Motivi della decisione

I motivi esposti sono infondati sicchè il ricorso va rigettato.

Quanto ai primi due motivi relativi alla eccepita insussistenza delle aggravanti di cui all’art. 61 c.p., n. 5 e art. 625 c.p., n. 2, innanzitutto si evidenzia che l’interesse a ricorrere sul punto è esistente malgrado il giudizio di prevalenza su di esse delle riconosciute attenuanti generiche operato dal giudice di primo grado;

comunque, la motivazione della Corte d’Appello è corretta essendo aderente al dettato normativo ed alla giurisprudenza di questa Corte.

Quanto alla prima aggravante, invero, la Corte territoriale, dimostrando di ben conoscere la giurisprudenza di legittimità (Sez. 5, Sentenza n. 8819 del 02/02/2010 Ud. Rv. 246160), indicata dal ricorrente, secondo cui per la sussistenza dell’aggravante della minorata difesa dovuta all’ora notturna non è sufficiente l’idoneità astratta di quella condizione a favorire la commissione del reato, ha individuato ed indicato in motivazione tutte quelle ragioni che consentano di ritenere che in una determinata situazione si sia in concreto realizzata una diminuita capacità di difesa sia pubblica che privata. Infatti, ha evidenziato che il reato risulta commesso nel pieno della notte, mentre l’esercizio era chiuso e neppure munito di sistemi di allarme e, dunque, in situazione di minorata difesa, sia per la ridotta vigilanza pubblica che nelle ore notturne viene esercitata nelle pubbliche vie, sia a causa delle minori possibilità di sorveglianza dell’esercizio per il titolare.

Parimenti corretta e condivisibile giuridicamente è la motivazione resa in ordine al secondo motivo, anch’esso già oggetto del gravame di merito.

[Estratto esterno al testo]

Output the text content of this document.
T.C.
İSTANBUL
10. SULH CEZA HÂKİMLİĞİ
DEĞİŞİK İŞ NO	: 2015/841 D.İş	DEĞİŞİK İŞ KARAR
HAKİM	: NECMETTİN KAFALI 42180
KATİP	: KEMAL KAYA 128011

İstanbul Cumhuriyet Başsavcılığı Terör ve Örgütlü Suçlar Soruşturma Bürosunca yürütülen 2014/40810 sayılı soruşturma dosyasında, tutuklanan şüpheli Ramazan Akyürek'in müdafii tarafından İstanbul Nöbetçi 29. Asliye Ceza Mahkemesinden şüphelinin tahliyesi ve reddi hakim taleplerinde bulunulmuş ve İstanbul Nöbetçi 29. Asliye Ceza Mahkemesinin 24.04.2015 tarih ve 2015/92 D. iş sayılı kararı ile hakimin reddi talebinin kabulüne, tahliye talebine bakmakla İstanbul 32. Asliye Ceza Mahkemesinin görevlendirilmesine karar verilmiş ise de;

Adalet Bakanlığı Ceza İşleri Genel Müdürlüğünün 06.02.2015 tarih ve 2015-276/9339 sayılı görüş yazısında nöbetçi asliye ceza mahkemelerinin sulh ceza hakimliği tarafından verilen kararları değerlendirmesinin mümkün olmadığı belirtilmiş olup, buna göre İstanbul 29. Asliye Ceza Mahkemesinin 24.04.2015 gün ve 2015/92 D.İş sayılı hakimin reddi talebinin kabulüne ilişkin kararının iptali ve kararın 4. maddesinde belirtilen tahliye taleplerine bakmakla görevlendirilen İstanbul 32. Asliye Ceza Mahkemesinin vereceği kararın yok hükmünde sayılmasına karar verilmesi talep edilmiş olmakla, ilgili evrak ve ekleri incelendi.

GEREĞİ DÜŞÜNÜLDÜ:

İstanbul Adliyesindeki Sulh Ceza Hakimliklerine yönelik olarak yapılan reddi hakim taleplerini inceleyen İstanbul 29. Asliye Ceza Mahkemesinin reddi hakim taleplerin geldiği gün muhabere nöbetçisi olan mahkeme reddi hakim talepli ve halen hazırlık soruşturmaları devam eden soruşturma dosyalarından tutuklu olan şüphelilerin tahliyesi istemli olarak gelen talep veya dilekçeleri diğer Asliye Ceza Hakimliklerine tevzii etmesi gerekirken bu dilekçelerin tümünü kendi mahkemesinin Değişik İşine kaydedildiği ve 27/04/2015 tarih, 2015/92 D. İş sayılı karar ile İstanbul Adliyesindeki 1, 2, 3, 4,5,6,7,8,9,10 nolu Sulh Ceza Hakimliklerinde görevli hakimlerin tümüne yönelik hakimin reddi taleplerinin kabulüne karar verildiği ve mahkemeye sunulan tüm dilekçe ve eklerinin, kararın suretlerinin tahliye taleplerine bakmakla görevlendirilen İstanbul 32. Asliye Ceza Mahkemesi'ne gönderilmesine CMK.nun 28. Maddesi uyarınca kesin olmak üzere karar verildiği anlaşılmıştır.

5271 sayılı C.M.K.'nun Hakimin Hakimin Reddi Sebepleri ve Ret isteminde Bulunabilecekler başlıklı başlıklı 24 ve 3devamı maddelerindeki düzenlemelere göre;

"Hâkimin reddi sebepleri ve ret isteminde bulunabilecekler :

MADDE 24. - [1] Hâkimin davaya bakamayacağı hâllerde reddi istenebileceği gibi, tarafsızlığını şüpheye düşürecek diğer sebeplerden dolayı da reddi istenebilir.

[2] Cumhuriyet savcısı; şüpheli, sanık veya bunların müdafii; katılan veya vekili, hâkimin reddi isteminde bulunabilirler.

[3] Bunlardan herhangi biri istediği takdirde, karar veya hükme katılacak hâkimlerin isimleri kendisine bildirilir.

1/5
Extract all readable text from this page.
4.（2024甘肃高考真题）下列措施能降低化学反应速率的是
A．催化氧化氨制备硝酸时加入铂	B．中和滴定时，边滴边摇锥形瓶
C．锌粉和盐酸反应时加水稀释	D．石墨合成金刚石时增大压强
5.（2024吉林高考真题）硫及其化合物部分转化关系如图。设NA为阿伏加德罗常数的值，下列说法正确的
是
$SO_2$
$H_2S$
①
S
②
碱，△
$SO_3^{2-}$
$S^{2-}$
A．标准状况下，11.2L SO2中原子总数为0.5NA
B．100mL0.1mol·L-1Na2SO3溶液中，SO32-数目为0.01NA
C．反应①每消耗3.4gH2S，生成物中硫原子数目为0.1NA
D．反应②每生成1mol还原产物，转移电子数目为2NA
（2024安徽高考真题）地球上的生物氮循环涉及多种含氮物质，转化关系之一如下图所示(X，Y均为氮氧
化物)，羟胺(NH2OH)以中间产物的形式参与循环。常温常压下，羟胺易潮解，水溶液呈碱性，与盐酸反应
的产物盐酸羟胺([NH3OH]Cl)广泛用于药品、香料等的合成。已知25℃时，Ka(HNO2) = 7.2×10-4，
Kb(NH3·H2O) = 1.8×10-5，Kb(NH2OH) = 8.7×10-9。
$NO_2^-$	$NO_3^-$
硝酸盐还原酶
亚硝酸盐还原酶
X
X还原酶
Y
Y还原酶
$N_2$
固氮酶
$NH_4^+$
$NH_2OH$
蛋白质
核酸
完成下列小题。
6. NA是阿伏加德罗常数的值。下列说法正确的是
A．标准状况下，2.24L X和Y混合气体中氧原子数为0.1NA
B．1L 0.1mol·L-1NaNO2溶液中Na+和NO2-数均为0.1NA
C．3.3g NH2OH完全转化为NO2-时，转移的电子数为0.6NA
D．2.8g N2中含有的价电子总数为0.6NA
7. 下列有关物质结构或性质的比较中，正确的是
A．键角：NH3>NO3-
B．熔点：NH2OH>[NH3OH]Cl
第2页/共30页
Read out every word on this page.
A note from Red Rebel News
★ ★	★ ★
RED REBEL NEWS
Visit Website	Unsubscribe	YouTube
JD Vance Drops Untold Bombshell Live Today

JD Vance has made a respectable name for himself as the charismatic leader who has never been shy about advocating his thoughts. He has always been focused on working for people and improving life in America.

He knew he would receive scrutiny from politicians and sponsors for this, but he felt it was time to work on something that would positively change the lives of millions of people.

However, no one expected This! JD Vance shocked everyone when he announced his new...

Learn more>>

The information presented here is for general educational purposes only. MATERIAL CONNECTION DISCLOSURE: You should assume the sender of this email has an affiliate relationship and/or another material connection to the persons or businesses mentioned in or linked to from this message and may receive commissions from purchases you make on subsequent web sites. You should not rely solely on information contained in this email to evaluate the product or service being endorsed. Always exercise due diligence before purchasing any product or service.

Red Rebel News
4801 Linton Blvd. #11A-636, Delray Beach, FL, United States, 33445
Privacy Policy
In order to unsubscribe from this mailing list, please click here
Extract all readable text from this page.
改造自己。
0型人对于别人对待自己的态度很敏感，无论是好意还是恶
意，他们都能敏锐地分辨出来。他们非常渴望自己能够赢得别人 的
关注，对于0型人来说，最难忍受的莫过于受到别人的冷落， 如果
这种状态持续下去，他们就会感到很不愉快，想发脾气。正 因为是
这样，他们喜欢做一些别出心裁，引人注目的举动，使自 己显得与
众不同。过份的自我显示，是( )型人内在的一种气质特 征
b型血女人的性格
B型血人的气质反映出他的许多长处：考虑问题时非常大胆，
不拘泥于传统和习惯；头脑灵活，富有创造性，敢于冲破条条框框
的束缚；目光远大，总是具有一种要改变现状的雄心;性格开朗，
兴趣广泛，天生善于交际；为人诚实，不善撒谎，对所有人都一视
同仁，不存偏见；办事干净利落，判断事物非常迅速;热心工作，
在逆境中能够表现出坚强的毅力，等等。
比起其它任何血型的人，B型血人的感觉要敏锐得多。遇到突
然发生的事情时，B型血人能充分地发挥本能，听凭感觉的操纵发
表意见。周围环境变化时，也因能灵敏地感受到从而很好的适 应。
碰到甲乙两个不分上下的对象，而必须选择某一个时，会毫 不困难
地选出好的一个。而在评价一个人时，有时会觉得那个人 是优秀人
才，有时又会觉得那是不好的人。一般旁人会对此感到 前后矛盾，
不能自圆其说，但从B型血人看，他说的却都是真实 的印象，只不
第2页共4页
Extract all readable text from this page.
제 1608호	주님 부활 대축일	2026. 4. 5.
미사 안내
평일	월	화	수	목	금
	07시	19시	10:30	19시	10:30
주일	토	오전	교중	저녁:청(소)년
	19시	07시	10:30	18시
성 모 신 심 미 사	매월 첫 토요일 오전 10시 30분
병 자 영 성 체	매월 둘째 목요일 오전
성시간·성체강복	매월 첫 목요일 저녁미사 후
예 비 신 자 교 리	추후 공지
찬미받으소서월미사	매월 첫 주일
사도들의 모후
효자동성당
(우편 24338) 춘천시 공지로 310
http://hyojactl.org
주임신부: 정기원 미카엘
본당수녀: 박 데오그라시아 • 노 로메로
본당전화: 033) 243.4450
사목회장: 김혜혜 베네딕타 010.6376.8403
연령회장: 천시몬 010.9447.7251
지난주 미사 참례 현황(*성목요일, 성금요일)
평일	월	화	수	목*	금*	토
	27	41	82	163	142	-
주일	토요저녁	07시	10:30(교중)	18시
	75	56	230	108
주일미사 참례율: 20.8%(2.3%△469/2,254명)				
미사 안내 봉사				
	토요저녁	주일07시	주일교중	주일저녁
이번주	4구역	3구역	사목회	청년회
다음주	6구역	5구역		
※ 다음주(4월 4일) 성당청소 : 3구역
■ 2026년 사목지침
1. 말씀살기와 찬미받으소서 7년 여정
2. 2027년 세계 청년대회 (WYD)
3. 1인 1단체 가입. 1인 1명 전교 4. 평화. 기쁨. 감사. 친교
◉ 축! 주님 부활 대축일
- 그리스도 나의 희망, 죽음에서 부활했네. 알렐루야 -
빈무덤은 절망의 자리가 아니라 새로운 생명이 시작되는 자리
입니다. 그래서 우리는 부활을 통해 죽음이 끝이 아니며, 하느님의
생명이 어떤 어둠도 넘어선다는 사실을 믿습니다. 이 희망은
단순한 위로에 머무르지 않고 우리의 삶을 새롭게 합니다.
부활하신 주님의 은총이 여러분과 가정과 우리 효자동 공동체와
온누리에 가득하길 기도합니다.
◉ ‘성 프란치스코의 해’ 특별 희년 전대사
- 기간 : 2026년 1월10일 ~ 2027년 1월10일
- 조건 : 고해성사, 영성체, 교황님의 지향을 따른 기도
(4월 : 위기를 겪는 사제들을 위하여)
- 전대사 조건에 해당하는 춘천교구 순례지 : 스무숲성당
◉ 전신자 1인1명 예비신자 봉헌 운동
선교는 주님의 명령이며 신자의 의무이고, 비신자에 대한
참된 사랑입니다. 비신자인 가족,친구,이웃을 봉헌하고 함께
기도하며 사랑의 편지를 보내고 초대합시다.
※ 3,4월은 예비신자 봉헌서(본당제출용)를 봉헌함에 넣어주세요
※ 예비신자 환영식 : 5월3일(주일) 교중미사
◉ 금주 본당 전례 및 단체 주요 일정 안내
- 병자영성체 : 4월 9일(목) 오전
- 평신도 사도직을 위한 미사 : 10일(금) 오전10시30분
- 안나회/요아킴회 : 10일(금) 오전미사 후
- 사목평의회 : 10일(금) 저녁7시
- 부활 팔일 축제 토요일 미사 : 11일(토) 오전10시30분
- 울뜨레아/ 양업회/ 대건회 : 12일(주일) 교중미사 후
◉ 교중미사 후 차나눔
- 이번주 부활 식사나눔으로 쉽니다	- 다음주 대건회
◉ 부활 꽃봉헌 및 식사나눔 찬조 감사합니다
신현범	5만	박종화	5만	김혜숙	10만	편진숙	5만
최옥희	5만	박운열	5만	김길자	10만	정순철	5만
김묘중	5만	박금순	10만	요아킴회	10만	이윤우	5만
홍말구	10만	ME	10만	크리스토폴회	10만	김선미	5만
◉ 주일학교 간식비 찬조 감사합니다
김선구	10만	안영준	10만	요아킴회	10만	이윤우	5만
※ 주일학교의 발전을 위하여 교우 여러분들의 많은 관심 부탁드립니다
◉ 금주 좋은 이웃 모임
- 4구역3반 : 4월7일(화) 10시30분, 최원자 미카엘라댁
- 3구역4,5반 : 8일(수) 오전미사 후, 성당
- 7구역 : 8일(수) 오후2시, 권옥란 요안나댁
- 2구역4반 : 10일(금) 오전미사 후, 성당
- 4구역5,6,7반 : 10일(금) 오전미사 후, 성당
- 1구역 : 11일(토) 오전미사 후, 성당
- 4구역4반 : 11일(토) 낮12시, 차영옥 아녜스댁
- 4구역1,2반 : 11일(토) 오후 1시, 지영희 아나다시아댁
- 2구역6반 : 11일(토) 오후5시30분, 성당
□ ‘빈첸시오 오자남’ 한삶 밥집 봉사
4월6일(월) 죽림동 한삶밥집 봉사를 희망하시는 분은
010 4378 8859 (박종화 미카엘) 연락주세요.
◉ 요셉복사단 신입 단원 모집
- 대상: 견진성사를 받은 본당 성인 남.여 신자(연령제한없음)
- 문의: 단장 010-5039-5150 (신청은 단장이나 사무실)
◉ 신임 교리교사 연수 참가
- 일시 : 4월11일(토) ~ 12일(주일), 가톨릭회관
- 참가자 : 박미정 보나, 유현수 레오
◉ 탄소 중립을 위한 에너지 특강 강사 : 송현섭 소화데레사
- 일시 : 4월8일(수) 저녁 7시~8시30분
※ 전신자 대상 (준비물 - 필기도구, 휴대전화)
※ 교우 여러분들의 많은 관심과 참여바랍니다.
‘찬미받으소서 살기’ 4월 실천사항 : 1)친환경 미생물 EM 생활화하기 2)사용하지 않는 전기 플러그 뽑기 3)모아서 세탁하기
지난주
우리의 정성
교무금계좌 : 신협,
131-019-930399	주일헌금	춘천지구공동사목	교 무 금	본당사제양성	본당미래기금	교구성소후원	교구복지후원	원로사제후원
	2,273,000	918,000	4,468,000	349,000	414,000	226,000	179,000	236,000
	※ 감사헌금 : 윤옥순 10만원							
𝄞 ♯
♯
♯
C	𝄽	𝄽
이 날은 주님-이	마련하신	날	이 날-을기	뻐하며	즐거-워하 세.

La Corte distrettuale, nel rigettare la deduzione difensiva circa la non estensibilità dell’aggravante della violenza sulle cose all’imputato, che ha svolto nell’economia della consumazione del delitto di furto il ruolo di palo e, quindi, asseritamente non a conoscenza della condotta materiale posta in essere dai complici, sottolineando la natura "oggettiva" dell’aggravante in parola, con la conseguente comunicabilità ad altri compartecipi del reato se conosciuta o ignorata per colpa, ha evidenziato come per le modalità della condotta specifica, tutti gli imputati fossero a conoscenza non solo del fine di tale condotta (sottrazione della merce dall’esercizio commerciale e denaro eventualmente custodito nel registratore di cassa), ma anche del fatto che, essendo di regola il registratore di cassa chiuso, sarebbe stato necessario esercitare violenza per la realizzazione della condotta criminosa concordata tra tutti i compartecipi.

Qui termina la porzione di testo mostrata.